#Episódio 5: Como Rui Pinto tentou extorquir 1 milhão de euros ao CEO da Doyen
O hacker contactou o CEO da Doyen com um nome falso, ameaçou publicar informações sigilosas da empresa e prometeu que não o faria em troca de uma quantia entre 500 mil a um milhão de euros.
A 20 de setembro de 2015 — logo depois de ter “atacado” o Sporting — e a partir da sua casa arrendada de Budapeste, Rui Pinto acedeu ao sistema informático da Doyen Sports Investments Limited.
A empresa — que celebra contratos de financiamento com clubes de futebol e SAD — está sediada em Malta, Rui Pinto estava na Hungria mas o equipamento informático da mesma estava situado em Londres. Rui Pinto começou por tentar aceder ao computador de Doyen Amro Sinjab, funcionário da Doyen. Sem sucesso, tentou então entrar no ambiente de trabalho do computador de Adam Gomes, antigo diretor das áreas da tecnologia de informação da empresa. Desta vez com sucesso. Das 14h43 às 15h54 desse mesmo dia, o hacker português acedeu a documentos referentes à infraestrutura informática da Doyen, onde se encontravam listadas os nomes dos utilizadores e respetivas passwords de todo o sistema da empresa.
Desde essa fase, explorou todos os documentos e conseguiu criar uma ferramenta que desviou automaticamente todas as mensagens de correio eletrónico da Doyen para um e-mail por si criado. Só num dos e-mails a que acedeu estavam cerca de 1.600 contratos da empresa que se dedicava à elaboração de contratos de financiamento com clubes de futebol.
E é a partir do dia 1 de outubro, já com a informação na mão, que o arguido acusado de 90 crimes, começa a divulgar informação no seu blogue Football Leaks. Em quatro publicações distintas:
- 3h24 minutos — Dossiê “Lucas Lima/Santos/Doyen”;
- 3h48 minutos — Dossiê “Defour & Mangala/ FC POrto/Doyen”;
- 5h 24 minutos — Dossiê “O complexo negócio Doyen/Benfica por Ola John”
- 5h31 minutos — Dossiê “Doyen/Vela: Porject Imbula”
Foi também nesta altura que, segundo a tese do Ministério Público, Rui Pinto já tinha um plano de extorsão em mente. Alvo? Nélio Lucas, então CEO da Doyen. “A 25 de setembro de 2015, Rui Pinto criou o endereço de e-mail artem.lobuzov@yandex.kz com o intuito de realizar contactos com terceiros sem ser identificado”, segundo a acusação, a que o ECO teve acesso.

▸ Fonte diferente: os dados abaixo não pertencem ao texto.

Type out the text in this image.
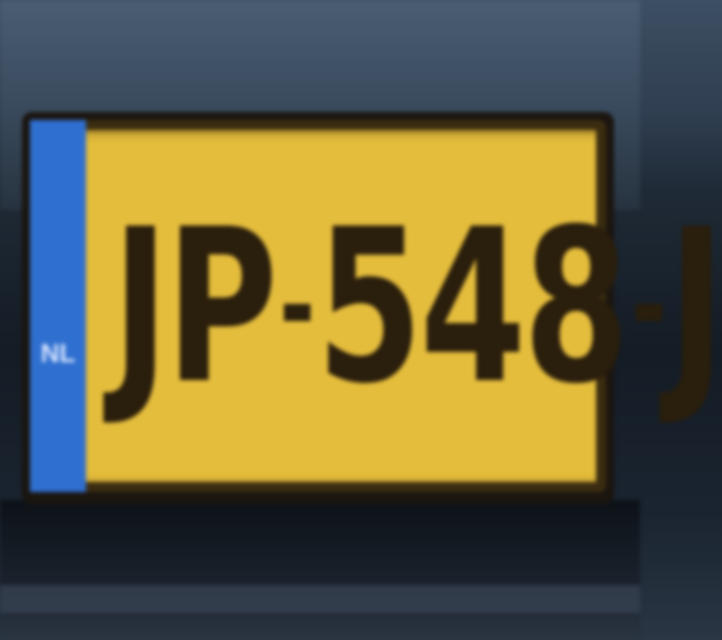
NL JP - 548 - J
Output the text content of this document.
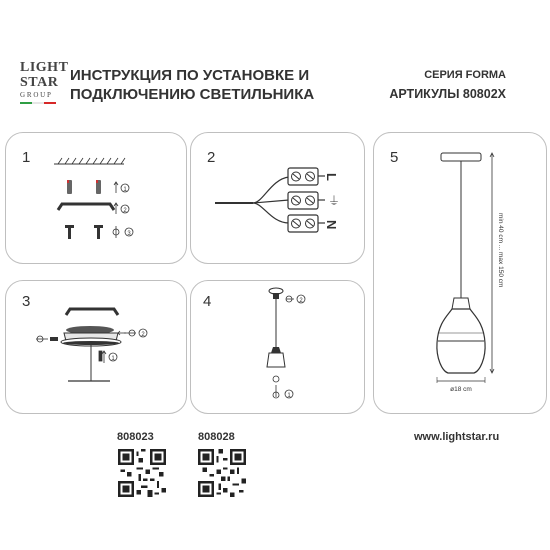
LIGHT
STAR
GROUP
ИНСТРУКЦИЯ ПО УСТАНОВКЕ И
ПОДКЛЮЧЕНИЮ СВЕТИЛЬНИКА
СЕРИЯ FORMA
АРТИКУЛЫ 80802X
1
1
2
3
2
L
⏚
N
3
2
1
4	2
1
5
min 40 cm ... max 150 cm
ø18 cm
808023	808028	www.lightstar.ru
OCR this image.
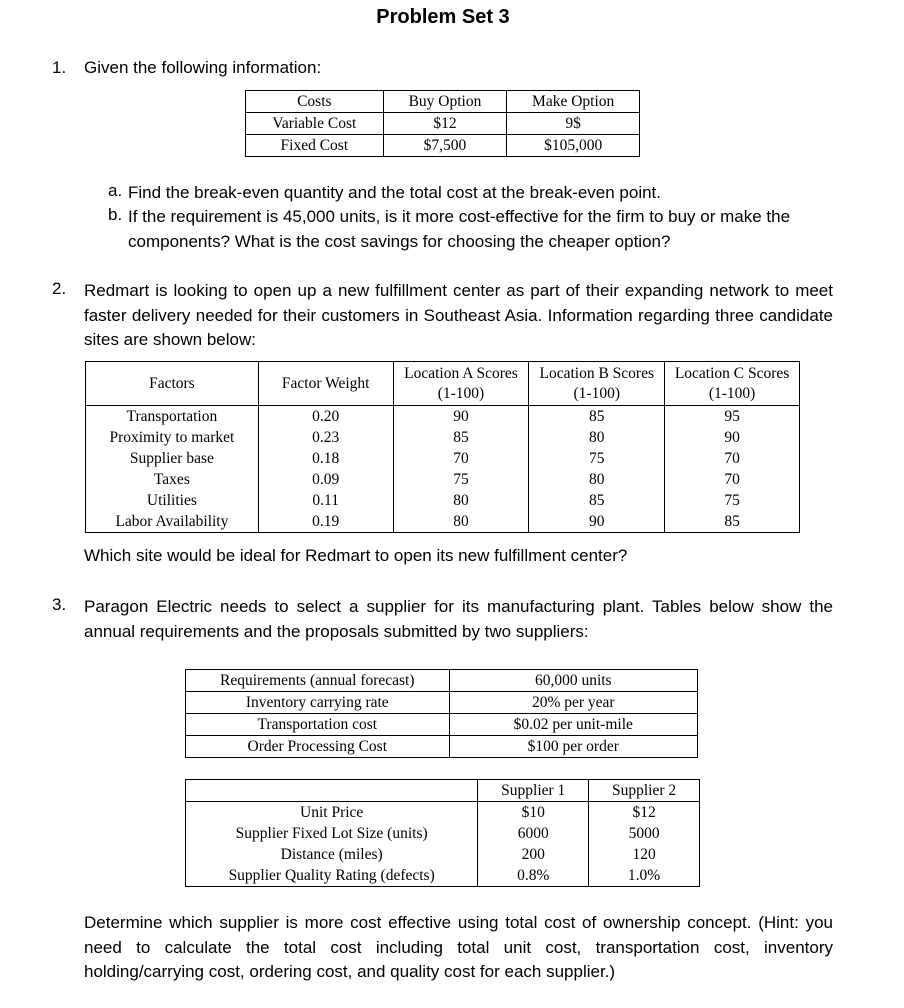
Problem Set 3
1.	Given the following information:
Costs	Buy Option	Make Option
Variable Cost	$12	9$
Fixed Cost	$7,500	$105,000
a. Find the break-even quantity and the total cost at the break-even point.
b. If the requirement is 45,000 units, is it more cost-effective for the firm to buy or make the components? What is the cost savings for choosing the cheaper option?
2.	Redmart is looking to open up a new fulfillment center as part of their expanding network to meet faster delivery needed for their customers in Southeast Asia. Information regarding three candidate sites are shown below:
Factors	Factor Weight	Location A Scores (1-100)	Location B Scores (1-100)	Location C Scores (1-100)
Transportation	0.20	90	85	95
Proximity to market	0.23	85	80	90
Supplier base	0.18	70	75	70
Taxes	0.09	75	80	70
Utilities	0.11	80	85	75
Labor Availability	0.19	80	90	85
Which site would be ideal for Redmart to open its new fulfillment center?
3.	Paragon Electric needs to select a supplier for its manufacturing plant. Tables below show the annual requirements and the proposals submitted by two suppliers:
Requirements (annual forecast)	60,000 units
Inventory carrying rate	20% per year
Transportation cost	$0.02 per unit-mile
Order Processing Cost	$100 per order
	Supplier 1	Supplier 2
Unit Price	$10	$12
Supplier Fixed Lot Size (units)	6000	5000
Distance (miles)	200	120
Supplier Quality Rating (defects)	0.8%	1.0%
Determine which supplier is more cost effective using total cost of ownership concept. (Hint: you need to calculate the total cost including total unit cost, transportation cost, inventory holding/carrying cost, ordering cost, and quality cost for each supplier.)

Dois dias depois — a 3 de outubro — o falso Artem Lobuzov, contacta Nélio Lucas, CEO da Doyen admitindo que tem várias informações relativas a contratos celebrados ou em vias de celebração por parte da Doyen e vários clubes de futebol. “A fuga é bem maior do que imaginava”, diz o arguido.
Referindo-se a vários contratos mas também a toda a atividade em curso da empresa, Rui Pinto ameaça: “tudo isto e muito mais pode aparecer online, e logo de seguida em toda a imprensa europeia. Certamente não deve querer isso não é? Mas podemos conversar…”. Depois de Nélio Lucas lhe perguntar o que pretende, o pirata responde, no dia 5 de outubro, que quer “uma doação generosa entre os 500 mil e um milhão de euros”. Mas esclarece: “em troca do dinheiro, eu eliminaria a informação toda. Este assunto pode ser resolvido no maior sigilo possível, entre advogados”.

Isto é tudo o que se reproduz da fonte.